Santuza: Você ouve muita música erudita, não é? Eu sei que você adora a música de Stravinsky.


Edu: Muito. E não só Stravinsky.


Santuza: Mas Stravisnky não é o seu preferido?


Edu: Um dos preferidos.


Santuza: Quem são os seus preferidos?


Edu: Stravinsky e Bartók, Debussy e Ravel. O Mahler que uma espécie de caso à parte, desprezado como compositor em sua época, depois ressucitado pelo Bernstein. A musica classica americana do Copland do Bernstein e do Barber. Eu gosto muito do Mahler, porque ele começou a fazer um tipo de música romântica em uma época em que a música romântica era considerada absolutamente careta. Foi rejeitado pelos próprios vienenses. Os vanguardistas achavam que a música não podia mais priorizar a melodia , que era uma coisa ultrapassada, mas ele continuou fazendo o seu trabalho.. As sinfonias são magistrais. O argentino Ginastera, tem um trabalho belíssimo. E tem o Richard Strauss, a música dodecafônica de Alban Berg, o Boulez...Acho que conheço bem mais os compositores do final do sec XIX e os do sec XX. O Copland me lembra - só como idéia de trabalho - o Villa, porque o Copland partiu para uma música americana; ao invés de ficar copiando os europeus, ele foi fazer uma música americana, aquelas coisas de rodeio, Billy the Kid , The Red Pony, incluindo o jazz como um dos ingredientes principais.


Santuza: Tem a ver com aquela sensibilidade modernista de cultivar a tradição.


Edu: É, sem preconceito com o jazz, usando o jazz ali... É bem próximo do que o Villa estava fazendo também..


Santuza: E o Charles Ives?


Edu: O Charles Ives eu conheço pouco. O Ives é completamente fora do comum, é interessantíssimo. Eu nunca comprei uma partitura dele, nunca olhei assim de perto. E quem mais? Prokofiev, que é um compositor também que me interessa muito. E o Villa [Lobos]... é claro. Tenho uma coleção de discos e de partituras do Villa , que eu vou conseguindo quando viajo. Lembrei agora de uma trecho de partitura do Charles Ives que eu vi num livro de Paul Griffiths sôbre a música moderna em que havia um bilhete do Ives para o copista que era assim: " Mr. Price: Por favor não tente melhorar as coisas!todas as notas erradas estão certas".

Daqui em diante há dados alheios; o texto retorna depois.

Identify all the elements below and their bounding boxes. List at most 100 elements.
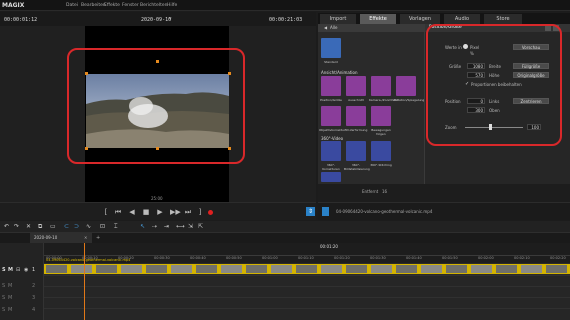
group-icon[interactable]: ⊃: [74, 224, 79, 230]
redo-icon[interactable]: ↷: [14, 224, 19, 230]
menu-bearbeiten[interactable]: Bearbeiten: [81, 3, 106, 8]
paste-icon[interactable]: ▭: [50, 224, 56, 230]
pointer-icon[interactable]: ↖: [140, 224, 145, 230]
add-tab-icon[interactable]: +: [96, 236, 100, 241]
playhead[interactable]: [84, 243, 85, 320]
tab-import[interactable]: Import: [320, 14, 356, 24]
menu-effekte[interactable]: Effekte: [104, 3, 120, 8]
stretch-icon[interactable]: ⟷: [176, 224, 185, 230]
transport-bar: [ ⏮ ◀ ■ ▶ ▶▶ ⏭ ] ⇕: [0, 202, 316, 220]
tile-crop[interactable]: [346, 76, 366, 96]
tile-360-more[interactable]: [321, 172, 341, 182]
insert-icon[interactable]: ⇲: [188, 224, 193, 230]
undo-icon[interactable]: ↶: [4, 224, 9, 230]
lock-icon[interactable]: ⊟: [16, 268, 20, 273]
tile-camera-zoom[interactable]: [371, 76, 391, 96]
menu-fenster[interactable]: Fenster: [122, 3, 139, 8]
video-clip[interactable]: [44, 264, 570, 274]
ruler-tick-label: 00:00:50: [226, 256, 242, 260]
menu-hilfe[interactable]: Hilfe: [167, 3, 177, 8]
resize-handle[interactable]: [228, 147, 231, 150]
prev-marker-icon[interactable]: [: [102, 208, 110, 216]
marker-icon[interactable]: ⊡: [100, 224, 105, 230]
tile-3d[interactable]: [346, 106, 366, 126]
tile-lens[interactable]: [321, 106, 341, 126]
track-header-4: S M 4: [2, 305, 42, 316]
mute-button[interactable]: M: [8, 296, 12, 301]
tab-effekte[interactable]: Effekte: [360, 14, 396, 24]
tab-store[interactable]: Store: [484, 14, 522, 24]
tile-standard[interactable]: [321, 38, 341, 58]
solo-button[interactable]: S: [2, 268, 6, 273]
copy-icon[interactable]: ⧉: [38, 224, 42, 230]
mute-button[interactable]: M: [8, 268, 13, 273]
app-logo: MAGIX: [2, 2, 25, 9]
resize-handle[interactable]: [156, 147, 159, 150]
clip-thumbnail: [546, 265, 567, 273]
close-icon[interactable]: ✕: [84, 236, 87, 240]
menu-datei[interactable]: Datei: [66, 3, 78, 8]
mute-button[interactable]: M: [8, 308, 12, 313]
snap-icon[interactable]: ⊂: [64, 224, 69, 230]
tile-360-stabilization[interactable]: [346, 141, 366, 161]
ruler-tick-label: 00:02:20: [550, 256, 566, 260]
delete-icon[interactable]: ✕: [26, 224, 31, 230]
tile-tracking[interactable]: [371, 106, 391, 126]
razor-icon[interactable]: ⌶: [114, 224, 118, 230]
solo-button[interactable]: S: [2, 296, 5, 301]
filter-label[interactable]: Alle: [330, 26, 337, 30]
tile-360-correction[interactable]: [321, 141, 341, 161]
sync-icon[interactable]: [322, 207, 329, 216]
menu-berichtelten[interactable]: Berichtelten: [140, 3, 167, 8]
rewind-icon[interactable]: ◀: [128, 208, 136, 216]
next-marker-icon[interactable]: ]: [196, 208, 204, 216]
tile-position-size[interactable]: [321, 76, 341, 96]
stop-icon[interactable]: ■: [142, 208, 150, 216]
tile-360-stitching[interactable]: [371, 141, 391, 161]
overwrite-icon[interactable]: ⇱: [198, 224, 203, 230]
clip-thumbnail: [346, 265, 367, 273]
menu-bar: MAGIX Datei Bearbeiten Effekte Fenster B…: [0, 0, 570, 11]
skip-back-icon[interactable]: ⏮: [114, 208, 122, 216]
resize-handle[interactable]: [85, 72, 88, 75]
solo-button[interactable]: S: [2, 308, 5, 313]
right-clip-name: 04-09064420-volcano-geothermal-volcanic.…: [336, 209, 433, 214]
split-icon[interactable]: ∿: [86, 224, 91, 230]
highlight-frame-props: [426, 24, 562, 146]
track-3[interactable]: [44, 286, 570, 297]
tab-project[interactable]: 2020-09-10 ✕: [30, 233, 92, 243]
play-icon[interactable]: ▶: [156, 208, 164, 216]
track-2[interactable]: [44, 275, 570, 286]
visibility-icon[interactable]: ◉: [24, 268, 28, 273]
clip-thumbnail: [471, 265, 492, 273]
tab-vorlagen[interactable]: Vorlagen: [400, 14, 440, 24]
tile-rotation[interactable]: [396, 76, 416, 96]
track-number: 1: [32, 267, 36, 273]
track-5[interactable]: [44, 308, 570, 320]
back-icon[interactable]: ◀: [324, 26, 327, 30]
track-4[interactable]: [44, 297, 570, 308]
timeline-toolbar: ↶ ↷ ✕ ⧉ ▭ ⊂ ⊃ ∿ ⊡ ⌶ ↖ ⇢ ⇥ ⟷ ⇲ ⇱: [0, 221, 570, 233]
catalog-header: ◀ Alle: [318, 24, 424, 32]
range-icon[interactable]: ⇢: [152, 224, 157, 230]
fullscreen-icon[interactable]: ⇕: [306, 207, 315, 216]
resize-handle[interactable]: [85, 147, 88, 150]
record-icon[interactable]: [208, 210, 213, 215]
ruler-tick-label: 00:00:40: [190, 256, 206, 260]
fast-forward-icon[interactable]: ▶▶: [170, 208, 181, 216]
chevron-down-icon[interactable]: ▾: [169, 17, 172, 22]
resize-handle[interactable]: [228, 72, 231, 75]
ruler-tick-label: 00:00:30: [154, 256, 170, 260]
tab-audio[interactable]: Audio: [444, 14, 480, 24]
track-headers: S M ⊟ ◉ 1 S M 2 S M 3 S M 4: [0, 243, 44, 320]
mute-button[interactable]: M: [8, 284, 12, 289]
skip-forward-icon[interactable]: ⏭: [184, 208, 192, 216]
rotate-handle[interactable]: [156, 60, 159, 63]
clip-thumbnail: [196, 265, 217, 273]
clip-thumbnail: [496, 265, 517, 273]
marker-time: 00:01:20: [320, 244, 338, 249]
date-label[interactable]: 2020-09-10: [141, 17, 171, 23]
trim-icon[interactable]: ⇥: [164, 224, 169, 230]
solo-button[interactable]: S: [2, 284, 5, 289]
tile-standard-label: Standard: [324, 60, 338, 64]
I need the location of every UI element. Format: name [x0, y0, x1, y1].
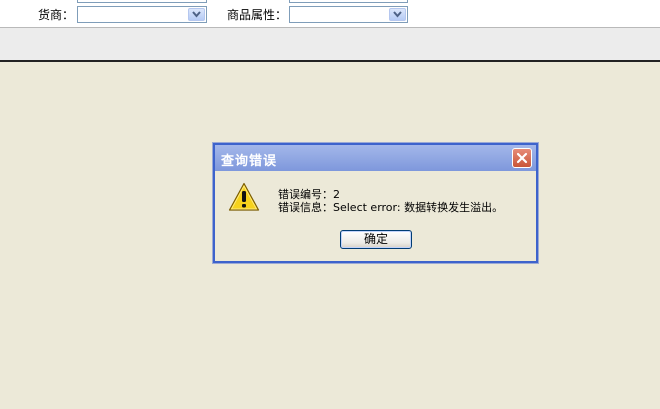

Santuza: Aquela "Abertura" do Grande circo místico me lembra muito o Stravinsky, aquela coisa circense do Stravinsky.


Edu: Você está lembrando de uma peça orquestral que o Stravinsky fez chamado Circus polka, não é? Pode ser, mas me lembra mais, um compositor que também eu gosto muito, que trabalhou anos com o Fellini, o Nino Rota.


Santuza: E do Satie, você gosta?


Edu: Muito, muito. As peças para piano com nomes estranhos, "Morceaux en forme de poire", "En Habit de Cheval" "Aperçus Désagréables" e as três "Gymnopedies", lindíssimas.


Santuza: Você costuma ouvir o Radamés?


Edu: Existem poucas gravações do trabalho sinfônico do Radamés, no Brasil,infelizmente. Mas havia um sexteto genial do Radamés com o Chiquinho do acordeon, José Meneses, Luciano Perrone que eu consegui transcrever para CD.


Santuza: E o Grupo dos Seis, de Paris, você gosta? Tem o Poulenc, o Darius Milhaud...


Edu: Ah, tem o Milhaud, que é fantástico, o Poulenc também. Do Grupo dos Seis são os dois que eu mais gosto. O Milhaud tem Saudades do Brasil, que tem umas músicas brasileiras que ele enxertou, botou uns trechinhos ali... Ele foi adido cultural aqui, não é?


Santuza: É, do Paul Claudel.


Edu: O Poulenc também que tem coisas interessantíssimas. Tem o Fauré, que eu gosto muito também, que acho que foi professor do Debussy. E o Honneger.